La prestataire a demandé des prestations d’assurance-emploi. La Commission de l’assurance-emploi du Canada ne lui a versé aucune prestation, comme elle avait conclu que la prestataire avait volontairement quitté son emploi sans justification. La Commission a maintenu sa décision après révision. La prestataire a alors fait appel à la division générale. Une fois de plus, la prestataire n’a pas eu gain de cause. La division générale a effectivement conclu que la prestataire avait choisi de quitter son emploi. Elle n’a pas cru au témoignage de la prestataire, qui prétendait que son superviseur lui avait dit de démissionner. Pour elle, ce n’était pas plausible. La division générale a aussi jugé que son départ n’avait pas été la seule solution raisonnable dans son cas. La prestataire aurait pu continuer à travailler ou s’adresser à son syndicat. La prestataire a porté la décision de la division générale en appel devant la division d’appel.

La prestataire et la Commission s’accordaient pour dire que la division générale avait commis une erreur, tout en divergeant sur l’erreur précise.

La division d’appel a conclu que la division générale avait commis une importante erreur de fait. Elle avait effectivement fondé sa décision sur une conclusion liée à la crédibilité qui était erronée, comme elle ne tenait pas bien compte de la preuve de la prestataire. La division générale s’est fiée à sa propre logique et au bon sens, plutôt qu’à la preuve, pour juger de ce qui était plausible dans la situation de la prestataire.

La division d’appel a accueilli l’appel et renvoyé l’affaire à la division générale, où une ou un autre membre procédera à un réexamen.

Contenu de la décision

[TRADUCTION]

Citation : TH c Commission de l’assurance-emploi du Canada, 2024 TSS 345

Tribunal de la sécurité sociale du Canada
Division d’appel

Décision

Parties appelante : T. H.
Représentante ou représentant : Gord Fischer
Partie intimée : Commission de l’assurance-emploi du Canada
Représentante ou représentant : Jessica Earles

Décision portée en appel : Décision rendue par la division générale le
4 décembre 2023
(GE-23-2744)

Membre du Tribunal : Glenn Betteridge
Mode d’audience : Téléconférence
Date de l’audience : Le 12 mars 2024
Personnes présentes à l’audience : Appelante
Représentant de l’appelante
Représentante de l’intimée
Date de la décision : Le 8 avril 2024
Numéro de dossier : AD-24-21

Sur cette page

Décision

[1] J’accueille l’appel de T. H.

[2] La division générale a commis une erreur de fait importante lorsqu’elle a conclu que la preuve de la prestataire n’était pas crédible.

[3] Pour corriger (réparer) l’erreur, je renvoie l’affaire à la division générale pour qu’une ou un autre membre la réexamine.

Aperçu

[4] Je vais appeler T. H. la « prestataire » parce qu’elle a demandé des prestations régulières d’assurance-emploi.

[5] La prestataire suivait une formation pour devenir factrice chez X. Elle a rencontré sa superviseure et a été informée que son rendement au travail était insatisfaisant.

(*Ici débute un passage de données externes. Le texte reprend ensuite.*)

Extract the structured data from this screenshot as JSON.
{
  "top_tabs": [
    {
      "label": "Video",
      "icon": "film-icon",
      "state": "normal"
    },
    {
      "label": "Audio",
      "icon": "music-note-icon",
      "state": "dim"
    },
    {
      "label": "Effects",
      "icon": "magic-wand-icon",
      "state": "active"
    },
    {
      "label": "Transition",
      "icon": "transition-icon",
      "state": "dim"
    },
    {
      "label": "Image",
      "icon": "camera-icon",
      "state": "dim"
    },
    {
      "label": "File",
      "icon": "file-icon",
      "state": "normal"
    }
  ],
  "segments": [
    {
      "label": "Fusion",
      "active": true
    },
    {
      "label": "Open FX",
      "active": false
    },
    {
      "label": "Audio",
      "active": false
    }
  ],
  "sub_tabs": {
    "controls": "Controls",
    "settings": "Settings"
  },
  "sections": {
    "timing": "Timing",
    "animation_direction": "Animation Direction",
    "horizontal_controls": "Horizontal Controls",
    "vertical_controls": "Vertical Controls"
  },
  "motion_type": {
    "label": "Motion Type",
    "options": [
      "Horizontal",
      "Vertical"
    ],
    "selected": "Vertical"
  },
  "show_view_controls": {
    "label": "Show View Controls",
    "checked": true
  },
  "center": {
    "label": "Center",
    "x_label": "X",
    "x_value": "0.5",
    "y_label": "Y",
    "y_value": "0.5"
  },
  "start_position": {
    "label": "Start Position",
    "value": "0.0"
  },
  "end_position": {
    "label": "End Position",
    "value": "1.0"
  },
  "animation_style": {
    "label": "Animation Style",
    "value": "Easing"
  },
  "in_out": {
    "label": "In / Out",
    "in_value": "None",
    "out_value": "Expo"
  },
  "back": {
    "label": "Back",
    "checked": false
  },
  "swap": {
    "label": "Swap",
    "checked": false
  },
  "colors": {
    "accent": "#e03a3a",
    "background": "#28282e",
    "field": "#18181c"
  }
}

Peu de temps après, elle a démissionné de son poste de factrice. Elle dit que sa superviseure l’a induite en erreur et l’a forcée à démissionner.

[6] La prestataire a demandé des prestations d’assurance-emploi. La Commission de l’assurance-emploi du Canada a décidé qu’elle avait quitté volontairement son emploi sans justification. Elle ne lui a donc pas versé de prestations. La prestataire a demandé à la Commission de réviser sa décision, mais la Commission a maintenu sa décision. La prestataire a donc fait appel à la division générale du Tribunal.

[7] La division générale a rejeté son appel. Elle a décidé qu’elle avait choisi de quitter son emploi. Elle n’a pas cru sa preuve montrant que sa superviseure lui avait dit de démissionner, car elle a jugé que ce n’était pas plausible. La division générale a également décidé que, dans les circonstances, son départ n’était pas la seule solution raisonnable qui s’offrait à elle. Elle aurait pu continuer à travailler ou communiquer avec le syndicat ou avec L. (qui travaillait pour les ressources humaines chez X).

[8] La prestataire et la Commission disent toutes deux que la division générale a commis une erreur, mais elles ne sont pas d’accord sur le type d’erreur. La prestataire affirme que la division générale n’a pas bien évalué les faits. La prestataire n’avait pas l’intention de démissionner. Je devrais donc annuler la décision de la division générale et accorder des prestations à la prestataire. La Commission, quant à elle, affirme que la division générale a commis une erreur de droit lorsqu’elle n’a pas pleinement cerné et analysé les faits pertinents. Cependant, elle affirme que l’erreur ne change pas le résultat. Je devrais donc rendre la décision que la division générale aurait dû rendre.

Question en litige

[9] Le présent appel comporte deux questions :

  • La division générale a-t-elle commis une erreur de fait importante lorsqu’elle a conclu que l’histoire de la prestataire, selon laquelle sa superviseure lui avait dit de démissionner de son emploi de factrice afin de pouvoir postuler pour un autre emploi à l’interne, n’était pas crédible?
  • Si la division générale a commis une erreur, comment dois-je la corriger?

Analyse

[10] La division générale et la division d’appel du Tribunal ne jouent pas le même rôle. La loi établit les types d’erreurs que la division d’appel peut prendre en considérationNote de bas de page 1. Si la prestataire démontre que la division générale a commis une erreur, la loi dit que je peux intervenir et la corrigerNote de bas de page 2. Si je conclus que la division générale n’a pas commis d’erreur, je dois rejeter l’appel de la prestataire.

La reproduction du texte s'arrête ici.